While working at REDACTED, I reported the following issue.
Our apps are based on Flow classes that define which pages they manage and how those pages are interconnected according to pressed buttons and input data.
Unfortunately,
- it’s needlessly complicated, basically due to a misunderstanding of how a highly configurable system is usually implemented nowadays;
- it’s a layer on top of Angular, but it’s not Angular, which means that an expert Angular programmer must learn it before being productive;
Additional drawbacks of our flow implementation:
- They are meant to reuse pages but then, for example, a page which is at the same time used for creating and editing a resource is plagued by continuous branching to account for all the little differences between creating a resource and editing it afterwards. (what about components inheritance?)
- They are meant to reuse pages but not flows themselves, so, given that a flow is associated to a set of URLs which change from creating to editing (continuing with the example above), those two practically identical flows for creating and editng must be represented by two separate classes.
These flows force us to
- show page 1 to the user and wait for her to press a navigation button,
- after she presses a navigation button, move captured data from page 1 to its flow,
- make the flow decide that page 2 is the page following page 1, according to the current state,
- move those captured data (and possibly some more) from the flow to page 2,
- show page 2 to the user and wait for her to press a navigation button,
- …
which means that these flows force us to write lots of code which is hard to follow, because it’s spread in two different classes and the logic used to determine the next page strongly depends on the state of the current page but the configuration of that state is much more richly documented by the page class (that defines it) than the flow class (that uses it).
Additionally, many flows of ours are fake flows because they only are a means to capture data of complex entities with a very big form split into many pages, connected to one another in a linear fashion. The user can only move back and forth, from start to end. And the only exceptions to linearity are conditional skips.
We could just use a store to preserve state between pages and then
- tell pages that they belong to the sequence: page 1, page 2, …
- show page 1 to the user and wait for her to press the back or next button,
- show page 2 to the user and wait for her to press the back or next button,
- …
While fake flows are justly tailored and not reusable, there are also a few flows like the confirmation flows that are real and should be addressed with reusable flows. In our app, confirmation flows work like this:
- On an ORIGIN page, the user selects some documents to act upon, e.g. to delete them.
- After the user presses the
Delete
button, the confirmation flow starts.- The confirmation page opens and lists the selected documents.
- The user can unselect some of them. (to not delete them anymore)
- The user can open and read some of them. (to make sure she really wants to delete them)
- The user can cancel the operation altogether, and get back to the ORIGIN page.
- The user can accept the operation on the remaining documents.
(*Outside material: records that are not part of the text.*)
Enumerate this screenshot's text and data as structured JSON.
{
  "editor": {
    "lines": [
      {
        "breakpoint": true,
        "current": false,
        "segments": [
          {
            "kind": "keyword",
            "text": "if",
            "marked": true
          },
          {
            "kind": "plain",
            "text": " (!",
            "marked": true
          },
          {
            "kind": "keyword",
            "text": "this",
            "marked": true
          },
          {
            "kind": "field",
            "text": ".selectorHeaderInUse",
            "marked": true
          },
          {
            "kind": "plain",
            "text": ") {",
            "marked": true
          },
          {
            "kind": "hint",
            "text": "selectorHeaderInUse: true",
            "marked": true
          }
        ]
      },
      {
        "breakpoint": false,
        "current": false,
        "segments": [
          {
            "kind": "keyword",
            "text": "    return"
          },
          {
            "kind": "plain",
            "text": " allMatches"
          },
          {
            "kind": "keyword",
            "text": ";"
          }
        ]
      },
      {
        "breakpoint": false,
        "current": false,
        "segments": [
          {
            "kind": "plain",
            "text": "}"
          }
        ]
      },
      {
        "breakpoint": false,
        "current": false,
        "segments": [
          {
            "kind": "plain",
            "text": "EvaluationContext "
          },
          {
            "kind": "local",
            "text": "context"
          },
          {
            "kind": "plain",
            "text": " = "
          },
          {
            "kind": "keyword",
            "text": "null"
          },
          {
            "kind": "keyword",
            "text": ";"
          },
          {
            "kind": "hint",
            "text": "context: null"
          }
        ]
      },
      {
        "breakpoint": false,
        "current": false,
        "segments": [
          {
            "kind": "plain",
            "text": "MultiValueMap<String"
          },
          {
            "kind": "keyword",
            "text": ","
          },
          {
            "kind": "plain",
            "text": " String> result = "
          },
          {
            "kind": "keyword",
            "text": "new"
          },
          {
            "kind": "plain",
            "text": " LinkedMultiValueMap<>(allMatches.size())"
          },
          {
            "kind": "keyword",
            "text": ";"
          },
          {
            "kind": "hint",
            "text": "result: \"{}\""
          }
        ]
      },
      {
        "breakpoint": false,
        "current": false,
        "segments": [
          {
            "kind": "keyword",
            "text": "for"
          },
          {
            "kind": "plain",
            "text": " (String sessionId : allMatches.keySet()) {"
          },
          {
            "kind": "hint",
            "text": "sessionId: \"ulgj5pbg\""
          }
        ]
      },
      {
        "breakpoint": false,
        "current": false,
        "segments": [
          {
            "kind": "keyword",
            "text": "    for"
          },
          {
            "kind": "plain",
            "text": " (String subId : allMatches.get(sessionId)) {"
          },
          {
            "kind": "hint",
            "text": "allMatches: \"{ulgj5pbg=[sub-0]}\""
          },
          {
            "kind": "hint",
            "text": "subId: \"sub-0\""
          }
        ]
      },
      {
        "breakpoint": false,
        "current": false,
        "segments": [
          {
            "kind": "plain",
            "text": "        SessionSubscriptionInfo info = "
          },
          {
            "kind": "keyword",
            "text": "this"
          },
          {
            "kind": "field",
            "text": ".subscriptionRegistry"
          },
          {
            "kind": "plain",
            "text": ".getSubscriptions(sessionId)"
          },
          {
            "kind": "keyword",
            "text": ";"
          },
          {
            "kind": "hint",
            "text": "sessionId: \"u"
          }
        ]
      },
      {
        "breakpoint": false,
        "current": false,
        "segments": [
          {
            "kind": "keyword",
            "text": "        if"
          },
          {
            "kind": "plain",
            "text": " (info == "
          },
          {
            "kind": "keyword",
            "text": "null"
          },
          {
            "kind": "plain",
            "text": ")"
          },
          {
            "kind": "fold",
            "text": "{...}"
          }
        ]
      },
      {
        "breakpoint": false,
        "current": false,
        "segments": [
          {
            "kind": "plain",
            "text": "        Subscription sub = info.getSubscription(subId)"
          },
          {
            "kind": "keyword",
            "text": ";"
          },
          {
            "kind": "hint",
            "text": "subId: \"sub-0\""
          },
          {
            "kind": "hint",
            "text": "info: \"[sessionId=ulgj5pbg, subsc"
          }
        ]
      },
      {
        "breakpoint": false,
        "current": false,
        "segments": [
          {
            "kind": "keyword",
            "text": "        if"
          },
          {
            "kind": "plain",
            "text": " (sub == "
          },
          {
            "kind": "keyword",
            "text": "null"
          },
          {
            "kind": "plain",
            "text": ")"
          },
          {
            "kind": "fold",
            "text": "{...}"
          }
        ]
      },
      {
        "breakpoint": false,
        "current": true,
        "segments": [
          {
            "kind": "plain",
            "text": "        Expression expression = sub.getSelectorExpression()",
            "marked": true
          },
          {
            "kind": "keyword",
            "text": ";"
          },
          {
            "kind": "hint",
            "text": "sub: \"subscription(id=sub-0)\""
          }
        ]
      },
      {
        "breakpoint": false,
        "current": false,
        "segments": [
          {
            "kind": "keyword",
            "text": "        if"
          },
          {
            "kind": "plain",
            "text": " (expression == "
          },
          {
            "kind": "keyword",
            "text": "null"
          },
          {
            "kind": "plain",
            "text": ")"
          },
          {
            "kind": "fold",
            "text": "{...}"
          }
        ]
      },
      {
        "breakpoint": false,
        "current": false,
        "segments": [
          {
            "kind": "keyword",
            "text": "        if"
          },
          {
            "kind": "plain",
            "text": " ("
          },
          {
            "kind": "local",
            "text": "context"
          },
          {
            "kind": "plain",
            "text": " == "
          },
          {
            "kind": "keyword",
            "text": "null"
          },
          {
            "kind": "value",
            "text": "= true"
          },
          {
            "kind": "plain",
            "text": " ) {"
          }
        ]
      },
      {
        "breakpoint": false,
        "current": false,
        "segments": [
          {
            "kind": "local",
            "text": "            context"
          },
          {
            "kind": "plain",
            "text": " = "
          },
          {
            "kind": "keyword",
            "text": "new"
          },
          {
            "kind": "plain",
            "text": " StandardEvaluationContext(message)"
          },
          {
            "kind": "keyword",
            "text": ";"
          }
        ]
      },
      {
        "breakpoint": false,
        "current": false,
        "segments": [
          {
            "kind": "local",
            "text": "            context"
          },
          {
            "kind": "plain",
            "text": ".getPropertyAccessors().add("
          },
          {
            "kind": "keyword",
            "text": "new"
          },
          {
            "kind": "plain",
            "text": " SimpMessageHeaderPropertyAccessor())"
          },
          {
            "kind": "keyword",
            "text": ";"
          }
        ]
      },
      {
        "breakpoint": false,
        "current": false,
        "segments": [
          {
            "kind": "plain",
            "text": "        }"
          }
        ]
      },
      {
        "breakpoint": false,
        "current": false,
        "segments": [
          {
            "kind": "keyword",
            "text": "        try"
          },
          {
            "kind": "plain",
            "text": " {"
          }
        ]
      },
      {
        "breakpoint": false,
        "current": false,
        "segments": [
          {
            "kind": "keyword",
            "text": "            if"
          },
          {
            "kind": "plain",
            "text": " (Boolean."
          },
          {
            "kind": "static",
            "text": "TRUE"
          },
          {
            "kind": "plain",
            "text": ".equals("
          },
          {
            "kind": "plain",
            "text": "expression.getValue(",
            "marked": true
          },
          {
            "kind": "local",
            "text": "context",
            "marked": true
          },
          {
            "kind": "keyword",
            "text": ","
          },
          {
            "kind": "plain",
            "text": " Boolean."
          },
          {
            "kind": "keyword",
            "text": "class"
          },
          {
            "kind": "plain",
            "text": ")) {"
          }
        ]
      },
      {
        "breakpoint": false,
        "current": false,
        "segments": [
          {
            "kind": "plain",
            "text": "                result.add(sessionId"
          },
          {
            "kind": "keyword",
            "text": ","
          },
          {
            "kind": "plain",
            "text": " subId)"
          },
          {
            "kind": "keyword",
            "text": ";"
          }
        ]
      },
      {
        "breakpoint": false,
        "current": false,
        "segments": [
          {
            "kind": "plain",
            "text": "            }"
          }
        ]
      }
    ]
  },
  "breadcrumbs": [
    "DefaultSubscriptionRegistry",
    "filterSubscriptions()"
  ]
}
- If they could all be deleted, the ORIGIN page will show a success message.
- If they couldn’t all be deleted, the ORIGIN page will show a failure message.
- When the ORIGIN page is loaded again, all documents that the user had selected are still selected (if they appear in the list).
That is a small flow which could benefit from a reusable architecture. Instead of deleting, it could be about accepting or rejecting documents, copying them, archiving them, … whatever.
It could work like this:
originPage.deleteSelectedDocuments = () => {
ConfirmationFlow.show({
selected: originPage.getSelectedArticles(),
onAccept: [Article, 'moveToTrash'],
});
}
but our current implementation of flows doesn’t allow anything like that.